Уже с утра слух об этом событии разошелся по Парижу и поверг город в какое-то оцепенение. Конвент собрался, но хранил молчание, отчасти из страха. Комитет еще не подошел: члены комитета всегда заставляли себя ждать и успели уже усвоить высокомерную дерзость, которую дает власть. Лежандр, которого сочли недостаточно важным человеком, чтобы арестовать вместе с друзьями, поспешил заговорить первым: «Граждане, сегодня ночью арестованы четыре члена этого собрания, один из них Дантон; кто другие – я не знаю, но кто бы они ни были, я требую, чтобы мы их выслушали здесь, в Конвенте. Граждане, заявляю, что считаю Дантона таким же незапятнанным, как я сам, а я не думаю, чтобы кто-нибудь мог меня упрекнуть хоть в чем-нибудь. Я не стану нападать ни на одного члена комитетов, но я вправе опасаться, что частная ненависть и личные страсти отнимут у свободы людей, оказавших ей величайшие и полезнейшие услуги. Тот человек, который в 1792 году спас Францию своей энергией, заслуживает, чтобы его выслушали, и должен иметь возможность объясниться, когда его обвиняют в измене отечеству».

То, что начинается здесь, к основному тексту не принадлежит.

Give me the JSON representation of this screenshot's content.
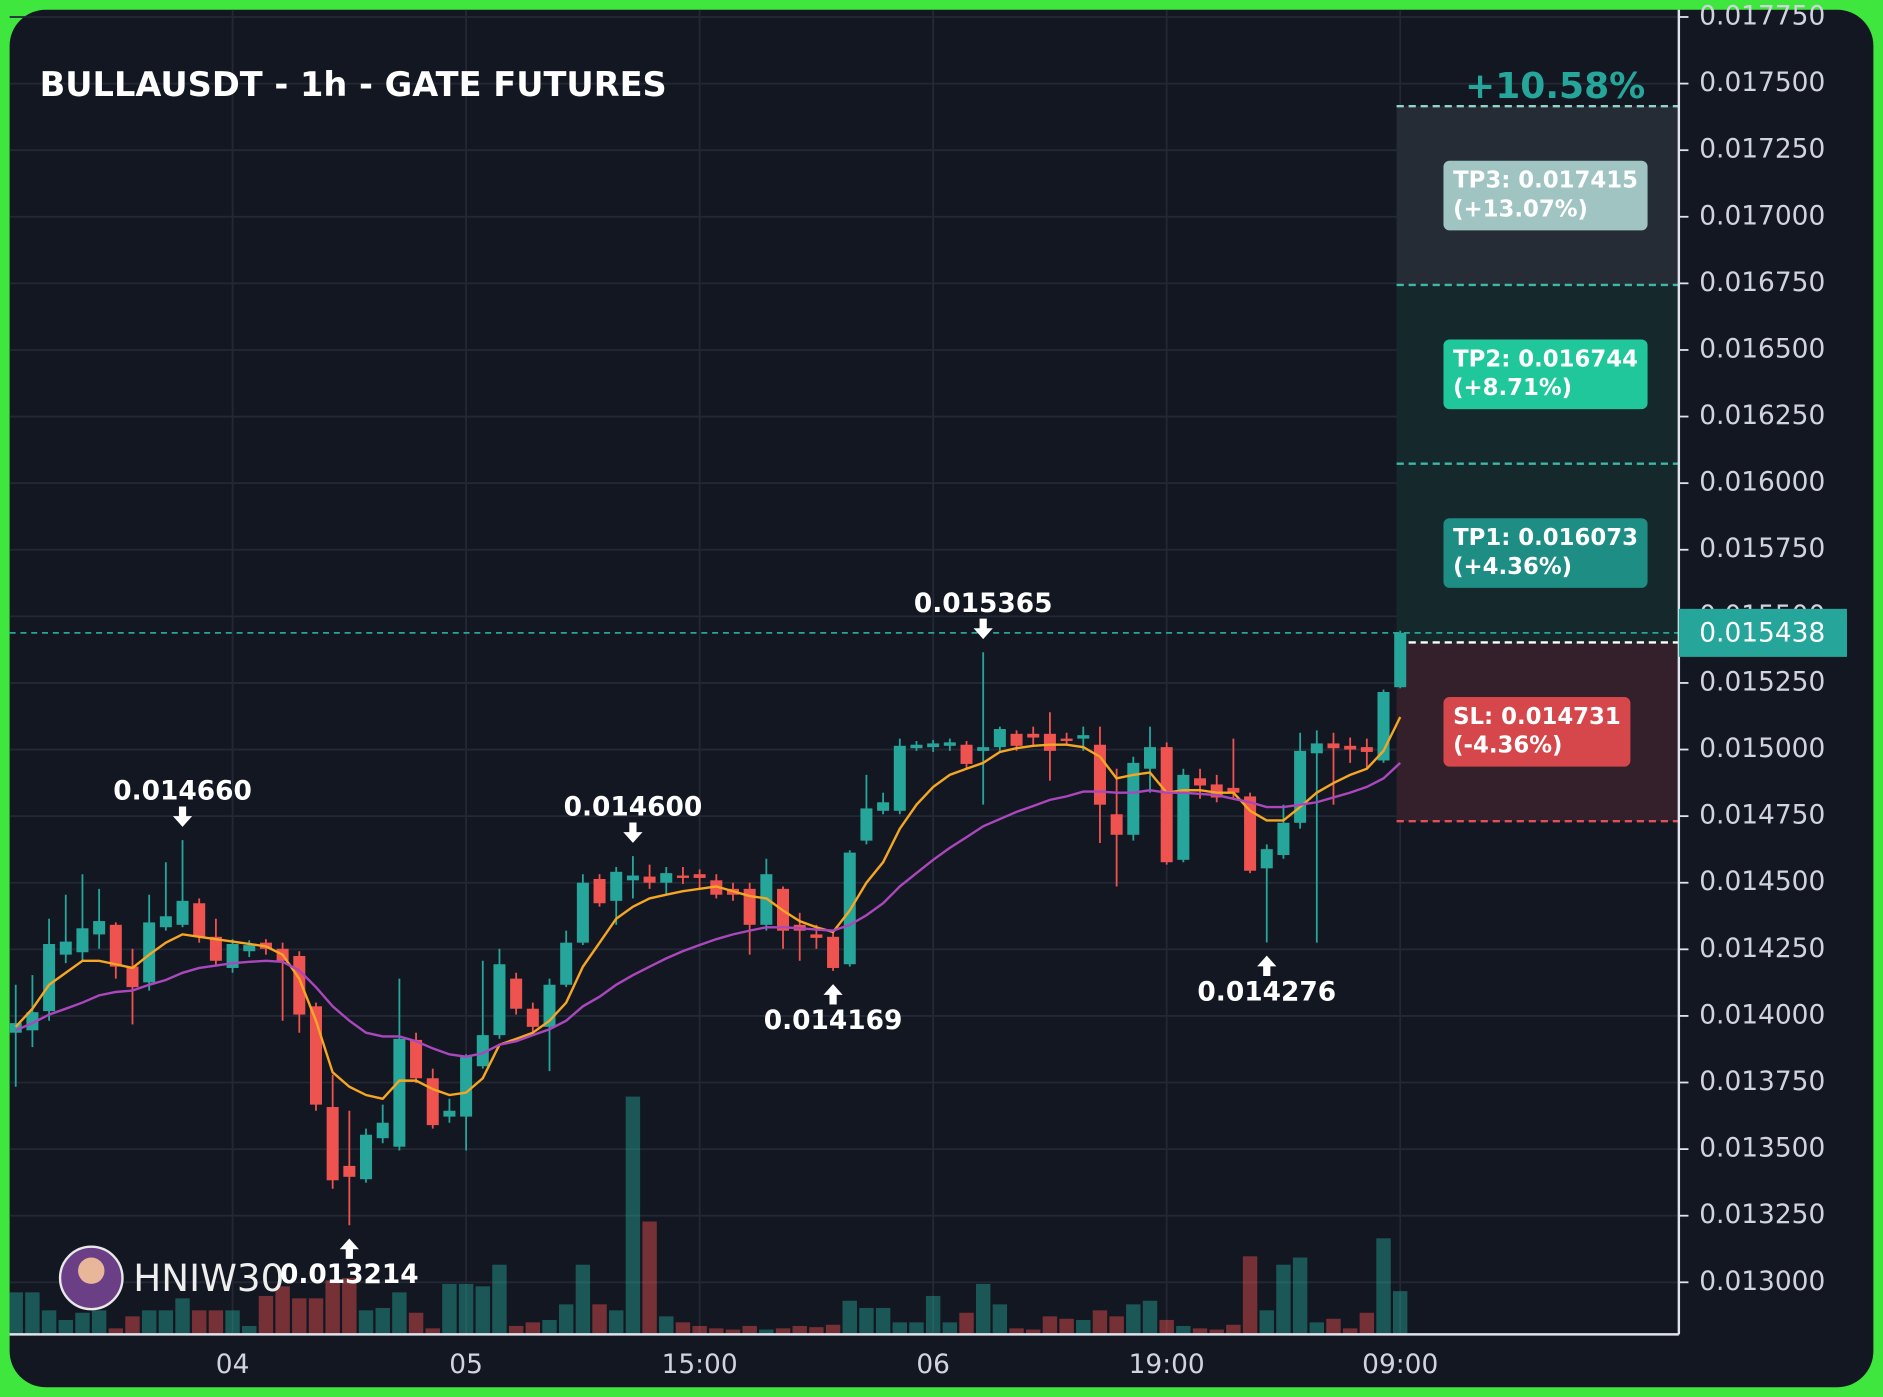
{
  "chart_data": {
    "type": "candlestick",
    "title": "BULLAUSDT - 1h - GATE FUTURES",
    "watermark": "HNIW30",
    "up_color": "#26a69a",
    "down_color": "#ef5350",
    "grid": true,
    "categories": [
      null,
      null,
      null,
      null,
      null,
      null,
      null,
      null,
      null,
      null,
      null,
      null,
      null,
      "04",
      null,
      null,
      null,
      null,
      null,
      null,
      null,
      null,
      null,
      null,
      null,
      null,
      null,
      "05",
      null,
      null,
      null,
      null,
      null,
      null,
      null,
      null,
      null,
      null,
      null,
      null,
      null,
      "15:00",
      null,
      null,
      null,
      null,
      null,
      null,
      null,
      null,
      null,
      null,
      null,
      null,
      null,
      "06",
      null,
      null,
      null,
      null,
      null,
      null,
      null,
      null,
      null,
      null,
      null,
      null,
      null,
      "19:00",
      null,
      null,
      null,
      null,
      null,
      null,
      null,
      null,
      null,
      null,
      null,
      null,
      null,
      "09:00"
    ],
    "open": [
      0.013937,
      0.013946,
      0.014018,
      0.01423,
      0.014239,
      0.014306,
      0.014342,
      0.014185,
      0.014126,
      0.014333,
      0.014342,
      0.014423,
      0.014297,
      0.01418,
      0.014243,
      0.014275,
      0.014252,
      0.014225,
      0.014036,
      0.013658,
      0.013437,
      0.013387,
      0.013541,
      0.013509,
      0.01391,
      0.013766,
      0.013622,
      0.013622,
      0.013811,
      0.013928,
      0.01414,
      0.014027,
      0.013959,
      0.014117,
      0.014275,
      0.014514,
      0.014432,
      0.014509,
      0.014523,
      0.0145,
      0.014527,
      0.014532,
      0.014509,
      0.014477,
      0.014477,
      0.014342,
      0.014477,
      0.014342,
      0.014306,
      0.014297,
      0.014194,
      0.014658,
      0.01477,
      0.01477,
      0.015005,
      0.015009,
      0.015014,
      0.015018,
      0.014995,
      0.015009,
      0.015059,
      0.015059,
      0.015059,
      0.015041,
      0.015041,
      0.015018,
      0.014757,
      0.01468,
      0.014928,
      0.015009,
      0.014586,
      0.014892,
      0.014869,
      0.014856,
      0.014824,
      0.014554,
      0.014604,
      0.014725,
      0.014986,
      0.015023,
      0.015014,
      0.015009,
      0.014959,
      0.015234
    ],
    "high": [
      0.014117,
      0.014153,
      0.014365,
      0.014455,
      0.014532,
      0.014477,
      0.014351,
      0.014252,
      0.014455,
      0.014577,
      0.01466,
      0.014441,
      0.014365,
      0.014288,
      0.014284,
      0.014288,
      0.014275,
      0.014243,
      0.01405,
      0.013779,
      0.013644,
      0.013577,
      0.013667,
      0.01414,
      0.013937,
      0.013802,
      0.013689,
      0.013856,
      0.014207,
      0.014252,
      0.014162,
      0.01405,
      0.01414,
      0.01432,
      0.014532,
      0.014532,
      0.014559,
      0.0146,
      0.014568,
      0.014559,
      0.014559,
      0.01455,
      0.014532,
      0.0145,
      0.0145,
      0.01459,
      0.014486,
      0.014387,
      0.014342,
      0.01432,
      0.014622,
      0.014905,
      0.014838,
      0.015041,
      0.015032,
      0.015036,
      0.015041,
      0.015032,
      0.015365,
      0.015086,
      0.015072,
      0.015086,
      0.01514,
      0.015063,
      0.015086,
      0.015086,
      0.014928,
      0.014973,
      0.015086,
      0.015027,
      0.014928,
      0.014928,
      0.014905,
      0.015041,
      0.014838,
      0.014644,
      0.014793,
      0.015063,
      0.015072,
      0.015063,
      0.015045,
      0.015041,
      0.015225,
      0.015446
    ],
    "low": [
      0.013734,
      0.013883,
      0.013982,
      0.014198,
      0.014207,
      0.014252,
      0.01414,
      0.013968,
      0.014095,
      0.01432,
      0.014333,
      0.014275,
      0.014185,
      0.014162,
      0.014221,
      0.01423,
      0.013982,
      0.013937,
      0.013644,
      0.013351,
      0.013214,
      0.013374,
      0.013522,
      0.013495,
      0.013748,
      0.013577,
      0.013599,
      0.013495,
      0.013802,
      0.013914,
      0.014005,
      0.013937,
      0.013793,
      0.014108,
      0.014266,
      0.01441,
      0.014342,
      0.014441,
      0.014477,
      0.014455,
      0.014495,
      0.014477,
      0.014441,
      0.014432,
      0.01423,
      0.01432,
      0.014252,
      0.014207,
      0.014252,
      0.014169,
      0.014185,
      0.014644,
      0.014757,
      0.014757,
      0.014995,
      0.014991,
      0.014995,
      0.014928,
      0.014793,
      0.014995,
      0.014995,
      0.015018,
      0.014883,
      0.015018,
      0.014995,
      0.014649,
      0.014486,
      0.014658,
      0.014838,
      0.014568,
      0.014577,
      0.014815,
      0.014802,
      0.014815,
      0.014536,
      0.014276,
      0.01459,
      0.014703,
      0.014275,
      0.014793,
      0.01495,
      0.014928,
      0.01495,
      0.01523
    ],
    "close": [
      0.013973,
      0.014014,
      0.01427,
      0.014279,
      0.014329,
      0.014356,
      0.014185,
      0.014108,
      0.014351,
      0.014374,
      0.014432,
      0.014297,
      0.014207,
      0.01427,
      0.014266,
      0.014252,
      0.014207,
      0.014005,
      0.013667,
      0.013383,
      0.013396,
      0.013554,
      0.013599,
      0.013914,
      0.013766,
      0.01359,
      0.013644,
      0.013847,
      0.013928,
      0.014194,
      0.014027,
      0.013959,
      0.014117,
      0.014275,
      0.0145,
      0.014423,
      0.014541,
      0.014527,
      0.0145,
      0.014536,
      0.014518,
      0.014518,
      0.014455,
      0.014455,
      0.014342,
      0.014532,
      0.01432,
      0.01432,
      0.014293,
      0.01418,
      0.014613,
      0.014779,
      0.014802,
      0.015014,
      0.015018,
      0.015023,
      0.015027,
      0.014946,
      0.015009,
      0.015077,
      0.015014,
      0.015045,
      0.014995,
      0.015032,
      0.015054,
      0.014793,
      0.01468,
      0.01495,
      0.015009,
      0.014577,
      0.014905,
      0.014865,
      0.01482,
      0.014838,
      0.014545,
      0.014626,
      0.014725,
      0.014995,
      0.015023,
      0.015005,
      0.015,
      0.014991,
      0.015216,
      0.015438
    ],
    "volume": [
      35,
      35,
      20,
      12,
      18,
      20,
      5,
      15,
      20,
      20,
      30,
      20,
      20,
      20,
      7,
      32,
      40,
      30,
      30,
      45,
      47,
      20,
      22,
      35,
      18,
      5,
      42,
      42,
      40,
      58,
      7,
      10,
      12,
      25,
      58,
      25,
      20,
      198,
      94,
      15,
      10,
      7,
      5,
      4,
      7,
      4,
      5,
      7,
      6,
      8,
      28,
      22,
      22,
      10,
      10,
      32,
      10,
      18,
      42,
      25,
      5,
      4,
      15,
      13,
      12,
      20,
      15,
      25,
      28,
      12,
      7,
      5,
      4,
      8,
      65,
      20,
      58,
      64,
      10,
      13,
      5,
      18,
      80,
      36
    ],
    "high_labels": [
      null,
      null,
      null,
      null,
      null,
      null,
      null,
      null,
      null,
      null,
      "0.014660",
      null,
      null,
      null,
      null,
      null,
      null,
      null,
      null,
      null,
      null,
      null,
      null,
      null,
      null,
      null,
      null,
      null,
      null,
      null,
      null,
      null,
      null,
      null,
      null,
      null,
      null,
      "0.014600",
      null,
      null,
      null,
      null,
      null,
      null,
      null,
      null,
      null,
      null,
      null,
      null,
      null,
      null,
      null,
      null,
      null,
      null,
      null,
      null,
      "0.015365",
      null,
      null,
      null,
      null,
      null,
      null,
      null,
      null,
      null,
      null,
      null,
      null,
      null,
      null,
      null,
      null,
      null,
      null,
      null,
      null,
      null,
      null,
      null,
      null,
      null
    ],
    "low_labels": [
      null,
      null,
      null,
      null,
      null,
      null,
      null,
      null,
      null,
      null,
      null,
      null,
      null,
      null,
      null,
      null,
      null,
      null,
      null,
      null,
      "0.013214",
      null,
      null,
      null,
      null,
      null,
      null,
      null,
      null,
      null,
      null,
      null,
      null,
      null,
      null,
      null,
      null,
      null,
      null,
      null,
      null,
      null,
      null,
      null,
      null,
      null,
      null,
      null,
      null,
      "0.014169",
      null,
      null,
      null,
      null,
      null,
      null,
      null,
      null,
      null,
      null,
      null,
      null,
      null,
      null,
      null,
      null,
      null,
      null,
      null,
      null,
      null,
      null,
      null,
      null,
      null,
      "0.014276",
      null,
      null,
      null,
      null,
      null,
      null,
      null,
      null
    ],
    "last_label": "0.015438",
    "ma": [
      {
        "color": "#f5a623",
        "values": [
          0.013959,
          0.014027,
          0.014117,
          0.014162,
          0.014207,
          0.014207,
          0.014194,
          0.01418,
          0.01423,
          0.014275,
          0.014306,
          0.014297,
          0.014288,
          0.014279,
          0.01427,
          0.014261,
          0.01423,
          0.01414,
          0.013982,
          0.013788,
          0.013734,
          0.013703,
          0.013689,
          0.013757,
          0.013757,
          0.013725,
          0.013703,
          0.013712,
          0.013766,
          0.013892,
          0.013914,
          0.013937,
          0.013982,
          0.01405,
          0.014185,
          0.014275,
          0.014365,
          0.01441,
          0.014441,
          0.014455,
          0.014468,
          0.014477,
          0.014486,
          0.014468,
          0.01445,
          0.014441,
          0.014396,
          0.014356,
          0.014333,
          0.014315,
          0.014396,
          0.0145,
          0.014577,
          0.014703,
          0.014793,
          0.01486,
          0.014905,
          0.014928,
          0.01495,
          0.014991,
          0.015005,
          0.015014,
          0.015018,
          0.015018,
          0.015009,
          0.014973,
          0.014892,
          0.014905,
          0.014914,
          0.014838,
          0.014847,
          0.014847,
          0.014838,
          0.014838,
          0.01477,
          0.014734,
          0.014734,
          0.014784,
          0.014838,
          0.014874,
          0.014905,
          0.014928,
          0.014995,
          0.015122
        ]
      },
      {
        "color": "#ab47bc",
        "values": [
          0.013946,
          0.013973,
          0.014005,
          0.014027,
          0.01405,
          0.014077,
          0.01409,
          0.014095,
          0.014117,
          0.014135,
          0.014162,
          0.01418,
          0.014189,
          0.014198,
          0.014203,
          0.014207,
          0.014203,
          0.014171,
          0.014108,
          0.014036,
          0.013982,
          0.013937,
          0.013923,
          0.013923,
          0.013905,
          0.013878,
          0.013856,
          0.013847,
          0.01386,
          0.013892,
          0.013905,
          0.013928,
          0.01395,
          0.013982,
          0.014036,
          0.014072,
          0.014117,
          0.014153,
          0.014185,
          0.014216,
          0.014243,
          0.014266,
          0.014288,
          0.014306,
          0.01432,
          0.014333,
          0.014333,
          0.014329,
          0.014324,
          0.01432,
          0.014342,
          0.014378,
          0.014423,
          0.014486,
          0.014536,
          0.014586,
          0.014631,
          0.014671,
          0.014712,
          0.014739,
          0.014766,
          0.014788,
          0.014811,
          0.014824,
          0.014842,
          0.014842,
          0.014838,
          0.014838,
          0.014847,
          0.014838,
          0.014838,
          0.014833,
          0.014829,
          0.014815,
          0.014802,
          0.014784,
          0.014784,
          0.014793,
          0.014802,
          0.01482,
          0.014838,
          0.01486,
          0.014892,
          0.01495
        ]
      }
    ],
    "position": {
      "change": "+10.58%",
      "entry": 0.015402,
      "targets": [
        {
          "value": 0.017415,
          "label": "TP3: 0.017415",
          "change": "(+13.07%)",
          "color": "#9fc4c2"
        },
        {
          "value": 0.016744,
          "label": "TP2: 0.016744",
          "change": "(+8.71%)",
          "color": "#20c79a"
        },
        {
          "value": 0.016073,
          "label": "TP1: 0.016073",
          "change": "(+4.36%)",
          "color": "#1e8d84"
        }
      ],
      "stop": {
        "value": 0.014731,
        "label": "SL: 0.014731",
        "change": "(-4.36%)",
        "color": "#d5474b"
      }
    },
    "ylim": [
      0.0128,
      0.01775
    ],
    "yticks": [
      {
        "value": 0.013,
        "label": "0.013000"
      },
      {
        "value": 0.01325,
        "label": "0.013250"
      },
      {
        "value": 0.0135,
        "label": "0.013500"
      },
      {
        "value": 0.01375,
        "label": "0.013750"
      },
      {
        "value": 0.014,
        "label": "0.014000"
      },
      {
        "value": 0.01425,
        "label": "0.014250"
      },
      {
        "value": 0.0145,
        "label": "0.014500"
      },
      {
        "value": 0.01475,
        "label": "0.014750"
      },
      {
        "value": 0.015,
        "label": "0.015000"
      },
      {
        "value": 0.01525,
        "label": "0.015250"
      },
      {
        "value": 0.0155,
        "label": "0.015500"
      },
      {
        "value": 0.01575,
        "label": "0.015750"
      },
      {
        "value": 0.016,
        "label": "0.016000"
      },
      {
        "value": 0.01625,
        "label": "0.016250"
      },
      {
        "value": 0.0165,
        "label": "0.016500"
      },
      {
        "value": 0.01675,
        "label": "0.016750"
      },
      {
        "value": 0.017,
        "label": "0.017000"
      },
      {
        "value": 0.01725,
        "label": "0.017250"
      },
      {
        "value": 0.0175,
        "label": "0.017500"
      },
      {
        "value": 0.01775,
        "label": "0.017750"
      }
    ]
  }
}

Предоставить Дантону возможность говорить в Конвенте было лучшим средством спасти его и разоблачить его противников. Многие члены хотели позволить ему говорить, но в эту минуту, раньше других членов комитета, вдруг входит Робеспьер и гневным, угрожающим тоном произносит следующие слова: «По давно не бывалому смятению, царствующему в собрании, по волнению, которое вызвал депутат, сейчас говоривший, видно, что речь идет о крупных интересах, о вопросе, будет ли сегодня нескольким людям дан перевес перед отечеством. Но как могли вы настолько забыть ваши принципы, чтобы хотеть сегодня доставить нескольким людям преимущество, в котором вы же недавно отказали Шабо, Делоне, Фабру д’Эглантину? Откуда такое различие в пользу определенных людей? Какое мне дело до похвал, которые человек воздает себе и своим друзьям?.. Слишком большой опыт научил нас не доверять этим похвалам. Всё дело не в том уже, совершил ли человек такое-то патриотическое действие, а в том, какова была вся его карьера.
Лежандр, по-видимому, не знает имен всех арестованных лиц, однако они известны всему Конвенту. Его друг Лакруа находится в числе арестованных, и почему Лежандр притворяется, будто этого не знает? Потому что он хорошо знает, что нельзя защищать Лакруа без наглости. Он назвал Дантона, потому что думает, что с этим именем связана какая-то привилегия… Нет, мы не хотим привилегий, мы не хотим кумиров!..»
При этих последних словах раздаются рукоплескания, и трусы, которые в это мгновение сами трепещут перед кумиром, рукоплещут низвержению другого кумира, потому что он более не страшен.